- Born: 12 September 1786 Bonn, Holy Roman Empire
- Died: 1839
- Known for: First description of Sitka Spruce, Red Alder and other species; Observations sur la végétation de l'ile de Sitcha
- Scientific career
- Fields: Botany
- Workplaces: Saint Petersburg, Russia
- Author abbrev. (botany): Bong.

= Gustav Heinrich von Bongard =

German botanist (1786–1839)

August Gustav Heinrich von Bongard (12 September 1786 – 1839) was a German botanist who worked in Saint Petersburg, Russia.

Born in Bonn, he was among the first botanists to identify plants emerging from Russian-controlled Alaska, mostly collected by Carl Mertens at Sitka, Alaska.
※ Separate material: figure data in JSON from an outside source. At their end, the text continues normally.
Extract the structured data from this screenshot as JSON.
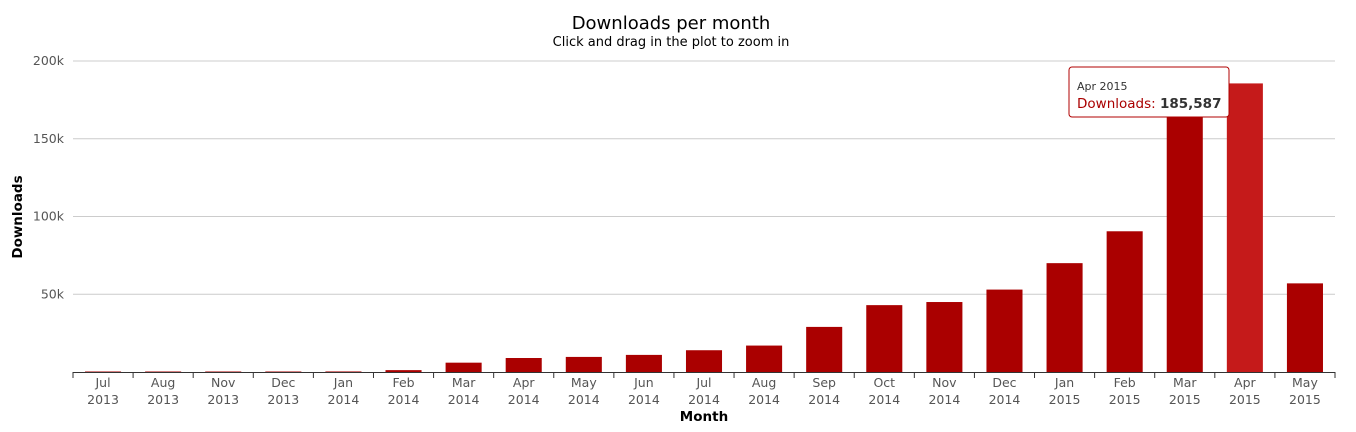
{
  "chart_data": {
    "type": "bar",
    "title": "Downloads per month",
    "subtitle": "Click and drag in the plot to zoom in",
    "xlabel": "Month",
    "ylabel": "Downloads",
    "ylim": [
      0,
      200000
    ],
    "yticks": [
      "50k",
      "100k",
      "150k",
      "200k"
    ],
    "ytick_values": [
      50000,
      100000,
      150000,
      200000
    ],
    "grid": true,
    "categories": [
      "Jul 2013",
      "Aug 2013",
      "Nov 2013",
      "Dec 2013",
      "Jan 2014",
      "Feb 2014",
      "Mar 2014",
      "Apr 2014",
      "May 2014",
      "Jun 2014",
      "Jul 2014",
      "Aug 2014",
      "Sep 2014",
      "Oct 2014",
      "Nov 2014",
      "Dec 2014",
      "Jan 2015",
      "Feb 2015",
      "Mar 2015",
      "Apr 2015",
      "May 2015"
    ],
    "series": [
      {
        "values": [
          30,
          60,
          200,
          250,
          350,
          1200,
          6000,
          9000,
          9700,
          11000,
          14000,
          17000,
          29000,
          43000,
          45000,
          53000,
          70000,
          90500,
          167000,
          185587,
          57000
        ]
      }
    ],
    "colors": {
      "bar": "#aa0000",
      "bar_hover": "#c51a1a",
      "tooltip_border": "#b00000",
      "tooltip_series": "#aa0000"
    },
    "tooltip": {
      "header": "Apr 2015",
      "series_label": "Downloads",
      "value": "185,587",
      "category_index": 19
    }
  }
}
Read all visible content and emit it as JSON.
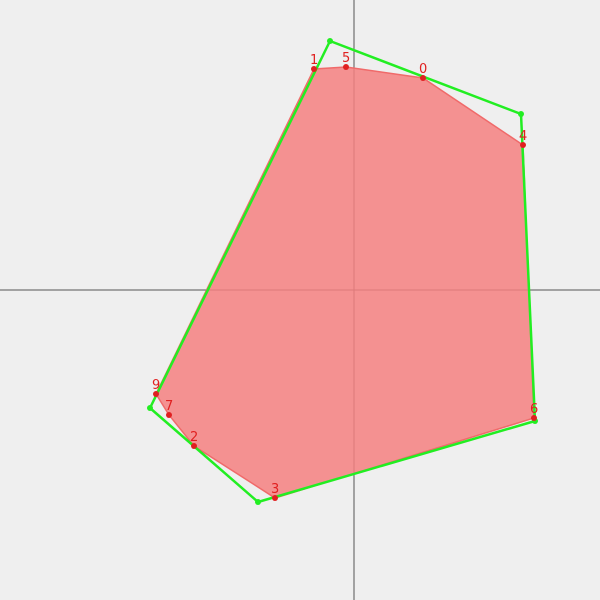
{
  "colors": {
    "background": "#efefef",
    "axis": "#555555",
    "polygon_fill": "#f48080",
    "polygon_stroke": "#f06a6a",
    "hull_stroke": "#22ee22",
    "hull_vertex": "#22ee22",
    "point": "#e02020",
    "label": "#e02020"
  },
  "chart_data": {
    "type": "scatter",
    "xlim": [
      -354,
      246
    ],
    "ylim": [
      -310,
      290
    ],
    "axes_origin": [
      0,
      0
    ],
    "points": [
      {
        "label": "0",
        "x": 69,
        "y": 212
      },
      {
        "label": "1",
        "x": -40,
        "y": 221
      },
      {
        "label": "2",
        "x": -160,
        "y": -156
      },
      {
        "label": "3",
        "x": -79,
        "y": -208
      },
      {
        "label": "4",
        "x": 169,
        "y": 145
      },
      {
        "label": "5",
        "x": -8,
        "y": 223
      },
      {
        "label": "6",
        "x": 180,
        "y": -128
      },
      {
        "label": "7",
        "x": -185,
        "y": -125
      },
      {
        "label": "9",
        "x": -198,
        "y": -104
      }
    ],
    "polygon": [
      {
        "x": -8,
        "y": 223
      },
      {
        "x": 69,
        "y": 212
      },
      {
        "x": 169,
        "y": 145
      },
      {
        "x": 180,
        "y": -128
      },
      {
        "x": -79,
        "y": -208
      },
      {
        "x": -160,
        "y": -156
      },
      {
        "x": -185,
        "y": -125
      },
      {
        "x": -198,
        "y": -104
      },
      {
        "x": -40,
        "y": 221
      }
    ],
    "hull": [
      {
        "x": -24,
        "y": 249
      },
      {
        "x": 167,
        "y": 176
      },
      {
        "x": 181,
        "y": -131
      },
      {
        "x": -96,
        "y": -212
      },
      {
        "x": -204,
        "y": -118
      }
    ]
  }
}
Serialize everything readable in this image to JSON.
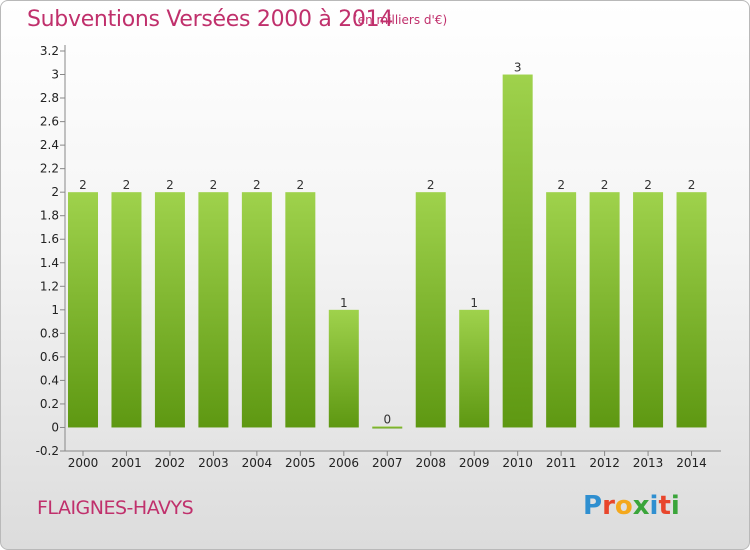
{
  "header": {
    "title": "Subventions Versées 2000 à 2014",
    "unit": "(en milliers d'€)"
  },
  "footer": {
    "city": "FLAIGNES-HAVYS",
    "logo": {
      "letters": [
        "P",
        "r",
        "o",
        "x",
        "i",
        "t",
        "i"
      ],
      "colors": [
        "#2f8fd0",
        "#e8462c",
        "#f4a81c",
        "#3aa53a",
        "#2f8fd0",
        "#e8462c",
        "#3aa53a"
      ]
    }
  },
  "colors": {
    "bar_top": "#9fd24c",
    "bar_bottom": "#5e9812",
    "title": "#c0306c"
  },
  "chart_data": {
    "type": "bar",
    "categories": [
      "2000",
      "2001",
      "2002",
      "2003",
      "2004",
      "2005",
      "2006",
      "2007",
      "2008",
      "2009",
      "2010",
      "2011",
      "2012",
      "2013",
      "2014"
    ],
    "values": [
      2,
      2,
      2,
      2,
      2,
      2,
      1,
      0,
      2,
      1,
      3,
      2,
      2,
      2,
      2
    ],
    "data_labels": [
      "2",
      "2",
      "2",
      "2",
      "2",
      "2",
      "1",
      "0",
      "2",
      "1",
      "3",
      "2",
      "2",
      "2",
      "2"
    ],
    "yticks": [
      -0.2,
      0,
      0.2,
      0.4,
      0.6,
      0.8,
      1,
      1.2,
      1.4,
      1.6,
      1.8,
      2,
      2.2,
      2.4,
      2.6,
      2.8,
      3,
      3.2
    ],
    "ytick_labels": [
      "-0.2",
      "0",
      "0.2",
      "0.4",
      "0.6",
      "0.8",
      "1",
      "1.2",
      "1.4",
      "1.6",
      "1.8",
      "2",
      "2.2",
      "2.4",
      "2.6",
      "2.8",
      "3",
      "3.2"
    ],
    "ylim": [
      -0.2,
      3.2
    ],
    "grid": false,
    "legend": "none"
  }
}
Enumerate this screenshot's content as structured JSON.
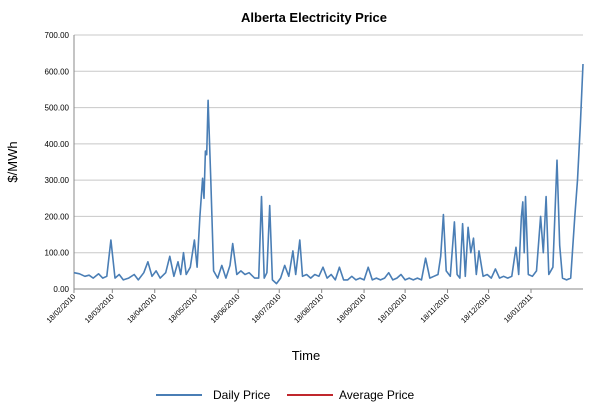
{
  "chart_data": {
    "type": "line",
    "title": "Alberta Electricity Price",
    "xlabel": "Time",
    "ylabel": "$/MWh",
    "ylim": [
      0,
      700
    ],
    "yticks": [
      "0.00",
      "100.00",
      "200.00",
      "300.00",
      "400.00",
      "500.00",
      "600.00",
      "700.00"
    ],
    "xlim": [
      "2010-02-18",
      "2011-02-25"
    ],
    "xticks": [
      "18/02/2010",
      "18/03/2010",
      "18/04/2010",
      "18/05/2010",
      "18/06/2010",
      "18/07/2010",
      "18/08/2010",
      "18/09/2010",
      "18/10/2010",
      "18/11/2010",
      "18/12/2010",
      "18/01/2011"
    ],
    "grid": "horizontal",
    "legend_position": "bottom",
    "colors": {
      "daily": "#4a7eb5",
      "average": "#c0272d",
      "grid": "#c8c8c8",
      "axis": "#888888"
    },
    "series": [
      {
        "name": "Daily Price",
        "points": [
          [
            "2010-02-18",
            45
          ],
          [
            "2010-02-22",
            42
          ],
          [
            "2010-02-26",
            35
          ],
          [
            "2010-03-01",
            38
          ],
          [
            "2010-03-04",
            30
          ],
          [
            "2010-03-08",
            42
          ],
          [
            "2010-03-11",
            30
          ],
          [
            "2010-03-14",
            35
          ],
          [
            "2010-03-17",
            135
          ],
          [
            "2010-03-20",
            30
          ],
          [
            "2010-03-23",
            40
          ],
          [
            "2010-03-26",
            25
          ],
          [
            "2010-03-30",
            30
          ],
          [
            "2010-04-03",
            40
          ],
          [
            "2010-04-06",
            25
          ],
          [
            "2010-04-10",
            45
          ],
          [
            "2010-04-13",
            75
          ],
          [
            "2010-04-16",
            35
          ],
          [
            "2010-04-19",
            50
          ],
          [
            "2010-04-22",
            30
          ],
          [
            "2010-04-26",
            45
          ],
          [
            "2010-04-29",
            90
          ],
          [
            "2010-05-02",
            35
          ],
          [
            "2010-05-05",
            75
          ],
          [
            "2010-05-07",
            40
          ],
          [
            "2010-05-09",
            100
          ],
          [
            "2010-05-11",
            40
          ],
          [
            "2010-05-14",
            60
          ],
          [
            "2010-05-17",
            135
          ],
          [
            "2010-05-19",
            60
          ],
          [
            "2010-05-21",
            200
          ],
          [
            "2010-05-23",
            305
          ],
          [
            "2010-05-24",
            250
          ],
          [
            "2010-05-25",
            380
          ],
          [
            "2010-05-26",
            370
          ],
          [
            "2010-05-27",
            520
          ],
          [
            "2010-05-29",
            300
          ],
          [
            "2010-05-31",
            50
          ],
          [
            "2010-06-03",
            30
          ],
          [
            "2010-06-06",
            65
          ],
          [
            "2010-06-09",
            30
          ],
          [
            "2010-06-12",
            65
          ],
          [
            "2010-06-14",
            125
          ],
          [
            "2010-06-17",
            40
          ],
          [
            "2010-06-20",
            50
          ],
          [
            "2010-06-23",
            40
          ],
          [
            "2010-06-26",
            45
          ],
          [
            "2010-06-30",
            30
          ],
          [
            "2010-07-03",
            30
          ],
          [
            "2010-07-05",
            255
          ],
          [
            "2010-07-07",
            30
          ],
          [
            "2010-07-09",
            45
          ],
          [
            "2010-07-11",
            230
          ],
          [
            "2010-07-13",
            25
          ],
          [
            "2010-07-16",
            15
          ],
          [
            "2010-07-19",
            30
          ],
          [
            "2010-07-22",
            65
          ],
          [
            "2010-07-25",
            35
          ],
          [
            "2010-07-28",
            105
          ],
          [
            "2010-07-30",
            40
          ],
          [
            "2010-08-02",
            135
          ],
          [
            "2010-08-04",
            35
          ],
          [
            "2010-08-07",
            40
          ],
          [
            "2010-08-10",
            30
          ],
          [
            "2010-08-13",
            40
          ],
          [
            "2010-08-16",
            35
          ],
          [
            "2010-08-19",
            60
          ],
          [
            "2010-08-22",
            30
          ],
          [
            "2010-08-25",
            40
          ],
          [
            "2010-08-28",
            25
          ],
          [
            "2010-08-31",
            60
          ],
          [
            "2010-09-03",
            25
          ],
          [
            "2010-09-06",
            25
          ],
          [
            "2010-09-09",
            35
          ],
          [
            "2010-09-12",
            25
          ],
          [
            "2010-09-15",
            30
          ],
          [
            "2010-09-18",
            25
          ],
          [
            "2010-09-21",
            60
          ],
          [
            "2010-09-24",
            25
          ],
          [
            "2010-09-27",
            30
          ],
          [
            "2010-09-30",
            25
          ],
          [
            "2010-10-03",
            30
          ],
          [
            "2010-10-06",
            45
          ],
          [
            "2010-10-09",
            25
          ],
          [
            "2010-10-12",
            30
          ],
          [
            "2010-10-15",
            40
          ],
          [
            "2010-10-18",
            25
          ],
          [
            "2010-10-21",
            30
          ],
          [
            "2010-10-24",
            25
          ],
          [
            "2010-10-27",
            30
          ],
          [
            "2010-10-30",
            25
          ],
          [
            "2010-11-02",
            85
          ],
          [
            "2010-11-05",
            30
          ],
          [
            "2010-11-08",
            35
          ],
          [
            "2010-11-11",
            40
          ],
          [
            "2010-11-13",
            90
          ],
          [
            "2010-11-15",
            205
          ],
          [
            "2010-11-17",
            50
          ],
          [
            "2010-11-20",
            35
          ],
          [
            "2010-11-23",
            185
          ],
          [
            "2010-11-25",
            40
          ],
          [
            "2010-11-27",
            30
          ],
          [
            "2010-11-29",
            180
          ],
          [
            "2010-12-01",
            35
          ],
          [
            "2010-12-03",
            170
          ],
          [
            "2010-12-05",
            100
          ],
          [
            "2010-12-07",
            140
          ],
          [
            "2010-12-09",
            40
          ],
          [
            "2010-12-11",
            105
          ],
          [
            "2010-12-14",
            35
          ],
          [
            "2010-12-17",
            40
          ],
          [
            "2010-12-20",
            30
          ],
          [
            "2010-12-23",
            55
          ],
          [
            "2010-12-26",
            30
          ],
          [
            "2010-12-29",
            35
          ],
          [
            "2011-01-01",
            30
          ],
          [
            "2011-01-04",
            35
          ],
          [
            "2011-01-07",
            115
          ],
          [
            "2011-01-09",
            40
          ],
          [
            "2011-01-11",
            200
          ],
          [
            "2011-01-12",
            240
          ],
          [
            "2011-01-13",
            100
          ],
          [
            "2011-01-14",
            255
          ],
          [
            "2011-01-16",
            40
          ],
          [
            "2011-01-19",
            35
          ],
          [
            "2011-01-22",
            50
          ],
          [
            "2011-01-25",
            200
          ],
          [
            "2011-01-27",
            100
          ],
          [
            "2011-01-29",
            255
          ],
          [
            "2011-01-31",
            40
          ],
          [
            "2011-02-03",
            60
          ],
          [
            "2011-02-06",
            355
          ],
          [
            "2011-02-08",
            120
          ],
          [
            "2011-02-10",
            30
          ],
          [
            "2011-02-13",
            25
          ],
          [
            "2011-02-16",
            30
          ],
          [
            "2011-02-19",
            200
          ],
          [
            "2011-02-21",
            300
          ],
          [
            "2011-02-23",
            450
          ],
          [
            "2011-02-25",
            620
          ]
        ]
      },
      {
        "name": "Average Price",
        "points": []
      }
    ]
  }
}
Many species are now of major commercial importance like Sitka Spruce and Red Alder.

He is commemorated by the plant genus Bongardia (family Berberidaceae).

== Selected writings ==
- Observations sur la végétation de l'ile de Sitcha, 1833
- Esquisse historique des travaux sur la botanique entrepris en Russie depuis, 1834
- Genera plantarum ad familias suas redacta (with Carl Bernhard von Trinius), 1835.
- "Historical Sketch of the Progress of Botany in Russia from the Time of Peter the Great to the Present Day", (translated from the "Recueil Des Actes de Pétersbourg de 1834"); Curtis's Botanical Magazine. Companion to the Botanical Magazine ... By W.J. Hooker. Vol. 1. pp. 117–186, (1836)
- Plantae quatuor brasilienses novae (with Carl Bernhard von Trinius), 1839.
- Verzeichniß der im Jahre 1838 am Saisang-Nor und am Irtysch gesammelten Pflanzen, A second supplement to "Flora Altaica" (with Carl Anton von Meyer and Karl Friedrich von Ledebour), 1841.